What do you do for a job right now? Are you working or are you a student? Then your time is valuable and deserves to be compensated. It doesn't just have to be money, though, as snobahr makes a valid point. If you're taking the time you'd normally do for chores to make art instead, then have your time compensated by making someone else do your laundry or wash dishes. My family pays me for art because they understand the time it takes me, but I still give them a discount. Every business gives discounts of one kind or another to their family, but freebies are rare, and gifts should be a surprise- NOT expected just because you're the artist in the family.

Your problem may stem from that your family does not understand the amount of time that goes into your work. Do you know how long it takes you to make a full piece? Let's say it's about 20 hours, if you're doing a big portrait piece. That's including ALL the time you spend on it: sketching, gathering references + materials, the actual painting, and framing. If you wanted to get it done in a week, and you were working full-time? That's about 4 extra hours Monday-Friday, or working a second part-time job. Ask your family, "Would you come home and start working a second job for free?" If their answer is no, why should yours be yes?

Art does not magically happen and then fall out of your butt as a masterpiece. You deserve respect and you deserve to be compensated at an appropriate rate.

Edited at 2010-07-18 06:39 pm (UTC)
gargoylekitty
Jul. 18th, 2010 06:42 pm (UTC)
Ugh, I hate this so much. Growing up I'd always ended up guilt-tripped into doing all the drawings for my brother and sister's school projects and even now my mother bothers me to draw things for free for her friends and whatnot. Even explaining the whole 'art takes time and money, would you do your job for free?' thing to her she just settles back on the ridiculous notion that if I do this thing for X friend for free this one time(read: many times) then maybe it'll lead to more pay jobs.

It drives me crazy.
jinoki
Jul. 18th, 2010 06:42 pm (UTC)
I've simply given my family a piece or two they wanted that I was feeling alright about parting with. For the most part they're aware I don't have the time needed to work on an actual piece for them.
I'd make them aware of the situation.
myenia
Jul. 18th, 2010 06:48 pm (UTC)
That sounds like a family problem. My dad's family is like that- they expect certain (rediculous and unreasonable) things simply because of an over-inflated duty to family. It also sounds like a problem of your family not respecting your career as a career.

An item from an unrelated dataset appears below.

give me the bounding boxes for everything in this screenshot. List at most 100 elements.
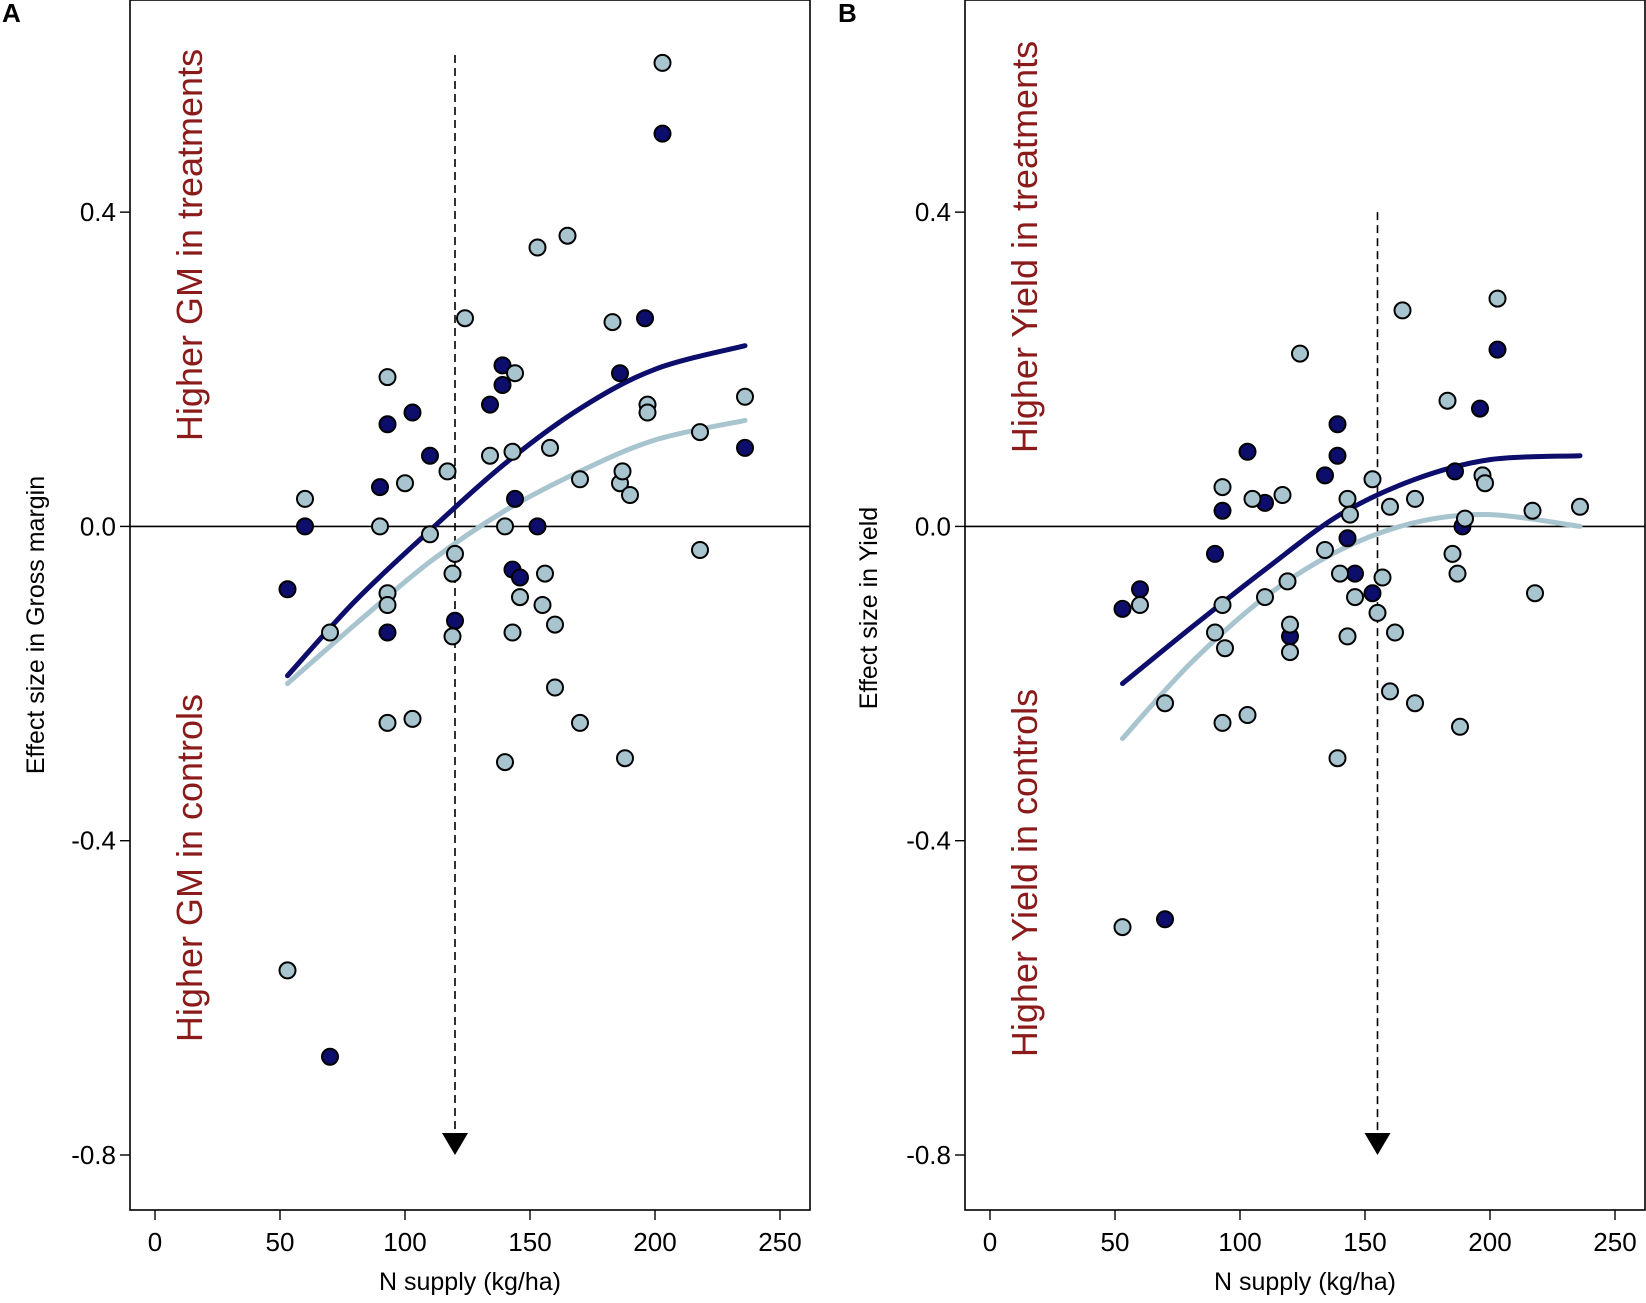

I can't answer what to do with your family as they're all so different, but in mine, when it has come up, I respond by explaining that a single piece can take 10-50 hours...usually people don't realize how long it takes, and for me this will usually make most people respect what it is they're really asking for. To be asked to do art for free would be like someone to ask for me to take a couple days off of work to do their yardwork for free.

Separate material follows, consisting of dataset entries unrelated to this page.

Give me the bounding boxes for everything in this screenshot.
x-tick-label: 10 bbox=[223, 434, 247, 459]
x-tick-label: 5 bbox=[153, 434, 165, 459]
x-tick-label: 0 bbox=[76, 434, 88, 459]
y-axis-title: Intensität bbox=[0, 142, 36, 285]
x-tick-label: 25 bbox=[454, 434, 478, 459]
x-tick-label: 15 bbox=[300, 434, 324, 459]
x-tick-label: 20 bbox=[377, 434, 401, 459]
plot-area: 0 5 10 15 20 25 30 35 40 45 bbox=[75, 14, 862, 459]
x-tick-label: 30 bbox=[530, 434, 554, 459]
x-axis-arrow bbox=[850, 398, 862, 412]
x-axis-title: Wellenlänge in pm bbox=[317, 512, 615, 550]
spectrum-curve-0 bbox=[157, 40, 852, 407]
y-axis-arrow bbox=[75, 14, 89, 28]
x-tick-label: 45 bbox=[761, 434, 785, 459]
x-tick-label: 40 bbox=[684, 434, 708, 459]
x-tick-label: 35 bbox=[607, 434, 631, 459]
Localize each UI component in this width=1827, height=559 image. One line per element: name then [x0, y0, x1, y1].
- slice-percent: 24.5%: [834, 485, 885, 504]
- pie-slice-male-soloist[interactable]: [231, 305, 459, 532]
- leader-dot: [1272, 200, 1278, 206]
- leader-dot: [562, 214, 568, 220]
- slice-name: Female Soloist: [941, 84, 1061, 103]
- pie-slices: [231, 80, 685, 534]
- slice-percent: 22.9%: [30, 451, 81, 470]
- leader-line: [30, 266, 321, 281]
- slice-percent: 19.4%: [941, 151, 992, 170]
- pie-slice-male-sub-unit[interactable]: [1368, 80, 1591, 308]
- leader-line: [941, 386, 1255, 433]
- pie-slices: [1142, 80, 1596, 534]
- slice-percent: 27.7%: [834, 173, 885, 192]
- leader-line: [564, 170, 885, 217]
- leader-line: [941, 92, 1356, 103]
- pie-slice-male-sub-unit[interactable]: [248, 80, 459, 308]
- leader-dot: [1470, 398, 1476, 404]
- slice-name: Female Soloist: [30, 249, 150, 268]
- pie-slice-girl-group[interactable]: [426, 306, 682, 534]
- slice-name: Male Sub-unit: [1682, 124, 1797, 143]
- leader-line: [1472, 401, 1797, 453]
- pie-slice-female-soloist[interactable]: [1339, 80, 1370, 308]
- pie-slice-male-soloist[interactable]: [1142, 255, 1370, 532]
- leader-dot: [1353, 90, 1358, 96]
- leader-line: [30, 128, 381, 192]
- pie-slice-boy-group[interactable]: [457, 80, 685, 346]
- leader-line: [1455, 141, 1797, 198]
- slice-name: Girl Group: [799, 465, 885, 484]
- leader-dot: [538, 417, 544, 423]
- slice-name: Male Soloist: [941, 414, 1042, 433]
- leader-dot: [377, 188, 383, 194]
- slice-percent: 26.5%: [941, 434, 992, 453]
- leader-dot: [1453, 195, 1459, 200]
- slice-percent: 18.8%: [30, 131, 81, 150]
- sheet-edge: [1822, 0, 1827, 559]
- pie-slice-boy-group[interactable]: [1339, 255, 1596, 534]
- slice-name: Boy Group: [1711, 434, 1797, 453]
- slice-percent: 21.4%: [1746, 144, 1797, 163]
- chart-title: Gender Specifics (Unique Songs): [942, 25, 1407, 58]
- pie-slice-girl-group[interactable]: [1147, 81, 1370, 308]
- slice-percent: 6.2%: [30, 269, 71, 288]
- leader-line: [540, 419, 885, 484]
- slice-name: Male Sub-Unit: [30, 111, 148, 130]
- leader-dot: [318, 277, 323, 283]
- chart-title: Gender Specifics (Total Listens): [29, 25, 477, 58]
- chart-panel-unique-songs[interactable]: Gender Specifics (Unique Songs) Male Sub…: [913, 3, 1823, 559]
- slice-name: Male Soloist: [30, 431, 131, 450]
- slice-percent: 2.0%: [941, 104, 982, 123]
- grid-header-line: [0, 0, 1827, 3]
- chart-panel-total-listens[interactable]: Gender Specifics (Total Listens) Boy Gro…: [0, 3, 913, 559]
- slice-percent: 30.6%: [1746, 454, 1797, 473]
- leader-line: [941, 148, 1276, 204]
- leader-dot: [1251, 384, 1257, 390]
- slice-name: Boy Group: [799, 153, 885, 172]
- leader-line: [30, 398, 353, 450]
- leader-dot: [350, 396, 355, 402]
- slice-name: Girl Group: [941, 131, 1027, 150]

Another approach I've used is to let them know that you can't take the time off of work to do free stuff right now- but they're welcome to a huge discount when you reach the end of your obligation(commission/con prep) pile. I also tack on that unfortunately, it may be 6-18 months before that happens. They're welcome to pay close to the full amount to get in line now.

If they're being a bit rude or pushy with it past the basic guilt trip, you can always try asking them to do their profession for you in return(whether you actually need it or not, it gets the point across). If they want 30 hours from you, then you want 30 hour of free doctor appointments, 30 hours of consulting, 30 hours of free accounting, 30 home cooked meals from cook to clean, etc. Then tell them that this is your career and they need to respect it as such, and every single time they ask you to do something for nothing, they are disrespecting and disregarding you.

Nothing works for everyone, but these are all three things I've used on different people who have asked for free art as a friend or family member.
darkredlion
Jul. 18th, 2010 06:50 pm (UTC)
Just draw them stick figures, haha, always worked out for me.

This has happened to me even with friends. And I always give them stick figures.